Multi-Objective Optimization Strategy for DPMSM Employing Analytical Model, RSM, IMOPSO, and Taguchi Method
摘要
Achieving optimal performance in permanent magnet synchronous motors requires advanced optimization strategies after the initial design stage. Focusing on a direct-drive drilling permanent magnet synchronous motor (DPMSM), this paper proposes a novel hybrid multi-objective optimization approach integrating analytical modeling, response surface methodology (RSM), improved multi-objective particle swarm optimization (IMOPSO), and the Taguchi method. A magnetic field analytical model was first established based on 2-D polar coordinates and magnetic vector potential. Seven structural parameters were selected as optimization variables targeting increased average torque, reduced torque ripple, and lower copper loss. RSM was employed to construct surrogate models for significant variables identified through sensitivity analysis.

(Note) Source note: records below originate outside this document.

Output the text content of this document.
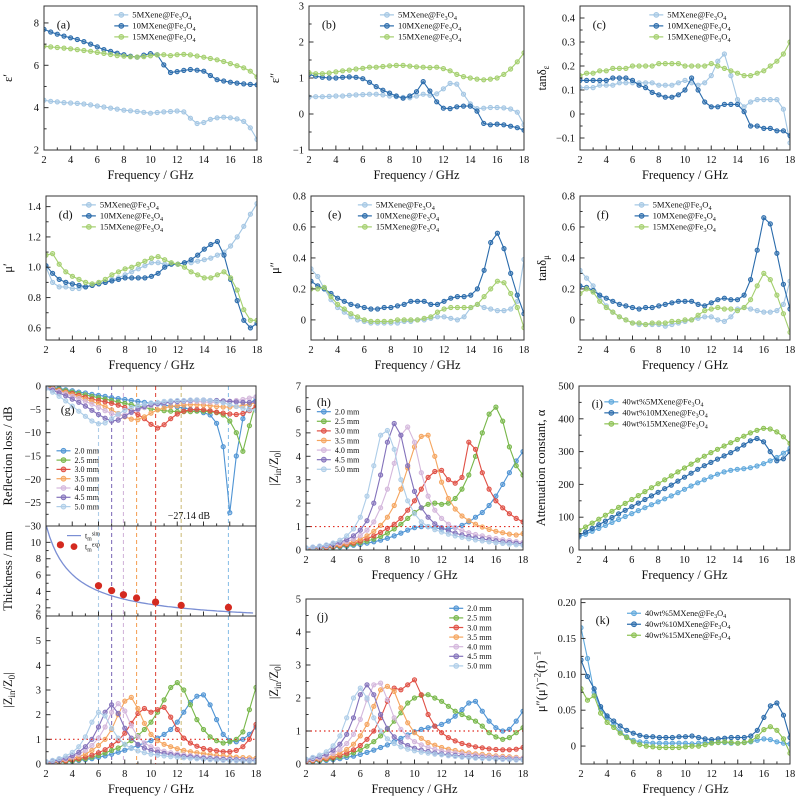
2
4
6
8
ε′
(a)
$5MXene@Fe_3O_4$
$10MXene@Fe_3O_4$
$15MXene@Fe_3O_4$
2 4 6 8 10 12 14 16 18
Frequency / GHz
−1
0
1
2
3
ε″
(b)
$5MXene@Fe_3O_4$
$10MXene@Fe_3O_4$
$15MXene@Fe_3O_4$
2 4 6 8 10 12 14 16 18
Frequency / GHz
−0.1
0
0.1
0.2
0.3
0.4
tanδ$_\varepsilon$
(c)
$5MXene@Fe_3O_4$
$10MXene@Fe_3O_4$
$15MXene@Fe_3O_4$
2 4 6 8 10 12 14 16 18
Frequency / GHz
0.6
0.8
1.0
1.2
1.4
μ′
(d)
$5MXene@Fe_3O_4$
$10MXene@Fe_3O_4$
$15MXene@Fe_3O_4$
2 4 6 8 10 12 14 16 18
Frequency / GHz
0
0.2
0.4
0.6
0.8
μ″
(e)
$5MXene@Fe_3O_4$
$10MXene@Fe_3O_4$
$15MXene@Fe_3O_4$
2 4 6 8 10 12 14 16 18
Frequency / GHz
0
0.2
0.4
0.6
0.8
tanδ$_\mu$
(f)
$5MXene@Fe_3O_4$
$10MXene@Fe_3O_4$
$15MXene@Fe_3O_4$
2 4 6 8 10 12 14 16 18
Frequency / GHz
0
−5
−10
−15
−20
−25
−30
Reflection loss / dB	(g)
−27.14 dB
2.0 mm
2.5 mm
3.0 mm
3.5 mm
4.0 mm
4.5 mm
5.0 mm
2
4
6
8
10
Thickness / mm	$t_m^{sim}$
$t_m^{exp}$
0
1
2
3
4
5
6
$|Z_{in}/Z_0|$
2 4 6 8 10 12 14 16 18
Frequency / GHz
0
1
2
3
4
5
6
7
$|Z_{in}/Z_0|$
(h)
2.0 mm
2.5 mm
3.0 mm
3.5 mm
4.0 mm
4.5 mm
5.0 mm
2 4 6 8 10 12 14 16 18
Frequency / GHz
0
100
200
300
400
500
Attenuation constant, α
(i) $40wt\%5MXene@Fe_3O_4$
$40wt\%10MXene@Fe_3O_4$
$40wt\%15MXene@Fe_3O_4$
2 4 6 8 10 12 14 16 18
Frequency / GHz
0
1
2
3
4
5
$|Z_{in}/Z_0|$
(j)
2.0 mm
2.5 mm
3.0 mm
3.5 mm
4.0 mm
4.5 mm
5.0 mm
2 4 6 8 10 12 14 16 18
Frequency / GHz
0
0.05
0.10
0.15
0.20
$\mu''(\mu')^{-2}(f)^{-1}$
(k)	$40wt\%5MXene@Fe_3O_4$
$40wt\%10MXene@Fe_3O_4$
$40wt\%15MXene@Fe_3O_4$
2 4 6 8 10 12 14 16 18
Frequency / GHz
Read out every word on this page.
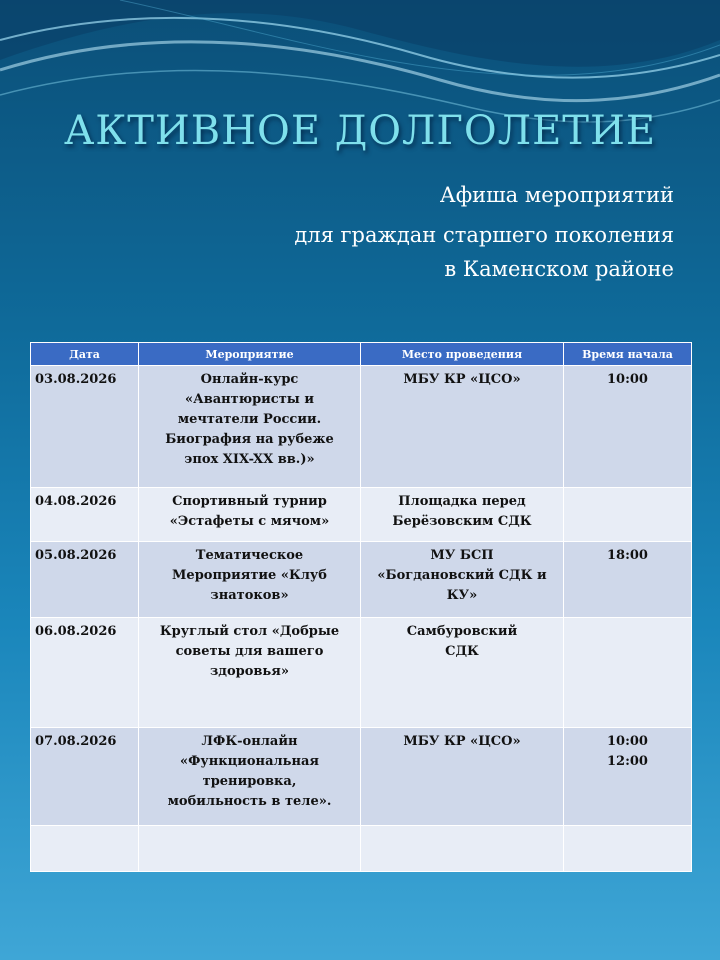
АКТИВНОЕ ДОЛГОЛЕТИЕ
Афиша мероприятий
для граждан старшего поколения
в Каменском районе
Дата	Мероприятие	Место проведения	Время начала
03.08.2026	Онлайн-курс
«Авантюристы и
мечтатели России.
Биография на рубеже
эпох XIX-XX вв.)»	МБУ КР «ЦСО»	10:00

04.08.2026	Спортивный турнир
«Эстафеты с мячом»	Площадка перед
Берёзовским СДК	

05.08.2026	Тематическое
Мероприятие «Клуб
знатоков»	МУ БСП
«Богдановский СДК и
КУ»	18:00

06.08.2026	Круглый стол «Добрые
советы для вашего
здоровья»	Самбуровский
СДК	

07.08.2026	ЛФК-онлайн
«Функциональная
тренировка,
мобильность в теле».	МБУ КР «ЦСО»	10:00
12:00
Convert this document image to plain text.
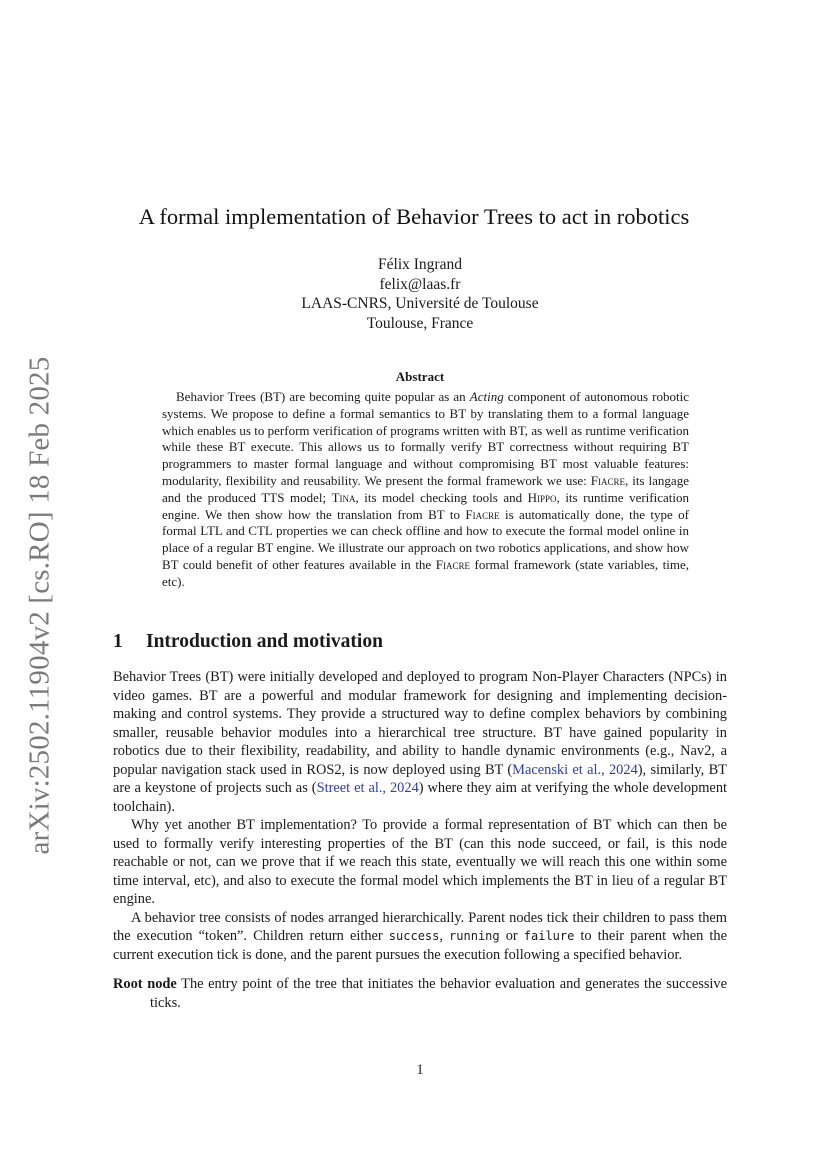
arXiv:2502.11904v2 [cs.RO] 18 Feb 2025
A formal implementation of Behavior Trees to act in robotics
Félix Ingrand
felix@laas.fr
LAAS-CNRS, Université de Toulouse
Toulouse, France
Abstract

Behavior Trees (BT) are becoming quite popular as an Acting component of autonomous robotic systems. We propose to define a formal semantics to BT by translating them to a formal language which enables us to perform verification of programs written with BT, as well as runtime verification while these BT execute. This allows us to formally verify BT correctness without requiring BT programmers to master formal language and without compromising BT most valuable features: modularity, flexibility and reusability. We present the formal framework we use: Fiacre, its langage and the produced TTS model; Tina, its model checking tools and Hippo, its runtime verification engine. We then show how the translation from BT to Fiacre is automatically done, the type of formal LTL and CTL properties we can check offline and how to execute the formal model online in place of a regular BT engine. We illustrate our approach on two robotics applications, and show how BT could benefit of other features available in the Fiacre formal framework (state variables, time, etc).

1 Introduction and motivation

Behavior Trees (BT) were initially developed and deployed to program Non-Player Characters (NPCs) in video games. BT are a powerful and modular framework for designing and implementing decision-making and control systems. They provide a structured way to define complex behaviors by combining smaller, reusable behavior modules into a hierarchical tree structure. BT have gained popularity in robotics due to their flexibility, readability, and ability to handle dynamic environments (e.g., Nav2, a popular navigation stack used in ROS2, is now deployed using BT (Macenski et al., 2024), similarly, BT are a keystone of projects such as (Street et al., 2024) where they aim at verifying the whole development toolchain).

Why yet another BT implementation? To provide a formal representation of BT which can then be used to formally verify interesting properties of the BT (can this node succeed, or fail, is this node reachable or not, can we prove that if we reach this state, eventually we will reach this one within some time interval, etc), and also to execute the formal model which implements the BT in lieu of a regular BT engine.

A behavior tree consists of nodes arranged hierarchically. Parent nodes tick their children to pass them the execution “token”. Children return either success, running or failure to their parent when the current execution tick is done, and the parent pursues the execution following a specified behavior.

Root node The entry point of the tree that initiates the behavior evaluation and generates the successive ticks.

1
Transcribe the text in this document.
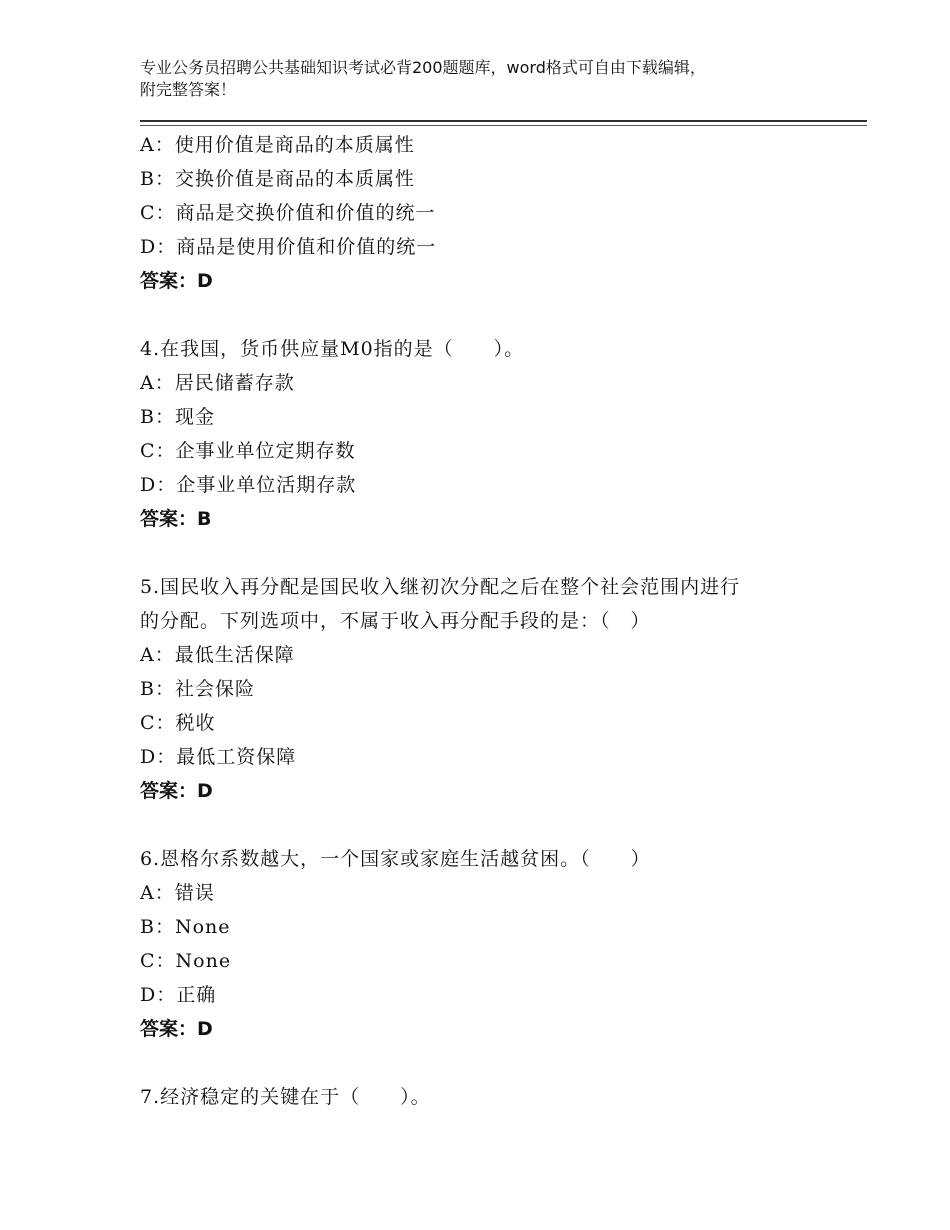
专业公务员招聘公共基础知识考试必背200题题库，word格式可自由下载编辑，
附完整答案！
A：使用价值是商品的本质属性
B：交换价值是商品的本质属性
C：商品是交换价值和价值的统一
D：商品是使用价值和价值的统一
答案：D
4.在我国，货币供应量M0指的是（　　）。
A：居民储蓄存款
B：现金
C：企事业单位定期存数
D：企事业单位活期存款
答案：B
5.国民收入再分配是国民收入继初次分配之后在整个社会范围内进行
的分配。下列选项中，不属于收入再分配手段的是：（　）
A：最低生活保障
B：社会保险
C：税收
D：最低工资保障
答案：D
6.恩格尔系数越大，一个国家或家庭生活越贫困。（　　）
A：错误
B：None
C：None
D：正确
答案：D
7.经济稳定的关键在于（　　）。
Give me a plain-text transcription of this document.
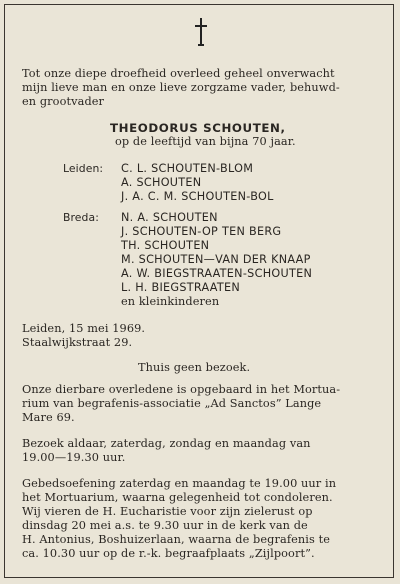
Tot onze diepe droefheid overleed geheel onverwacht
mijn lieve man en onze lieve zorgzame vader, behuwd-
en grootvader
THEODORUS SCHOUTEN,
op de leeftijd van bijna 70 jaar.
Leiden: C. L. SCHOUTEN-BLOM
A. SCHOUTEN
J. A. C. M. SCHOUTEN-BOL
Breda: N. A. SCHOUTEN
J. SCHOUTEN-OP TEN BERG
TH. SCHOUTEN
M. SCHOUTEN—VAN DER KNAAP
A. W. BIEGSTRAATEN-SCHOUTEN
L. H. BIEGSTRAATEN
en kleinkinderen
Leiden, 15 mei 1969.
Staalwijkstraat 29.
Thuis geen bezoek.
Onze dierbare overledene is opgebaard in het Mortua-
rium van begrafenis-associatie „Ad Sanctos” Lange
Mare 69.
Bezoek aldaar, zaterdag, zondag en maandag van
19.00—19.30 uur.
Gebedsoefening zaterdag en maandag te 19.00 uur in
het Mortuarium, waarna gelegenheid tot condoleren.
Wij vieren de H. Eucharistie voor zijn zielerust op
dinsdag 20 mei a.s. te 9.30 uur in de kerk van de
H. Antonius, Boshuizerlaan, waarna de begrafenis te
ca. 10.30 uur op de r.-k. begraafplaats „Zijlpoort”.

An IMOPSO was then applied to derive the Pareto front. Subsequently, the Taguchi method was utilized to fine-tune non-significant variables based on the primary optimization results. Comparative analysis demonstrated improved operational performance of the optimized DPMSM. Experimental validation via a fabricated prototype confirmed the effectiveness and superiority of the proposed analytical model-RSM-IMOPSO-Taguchi method strategy.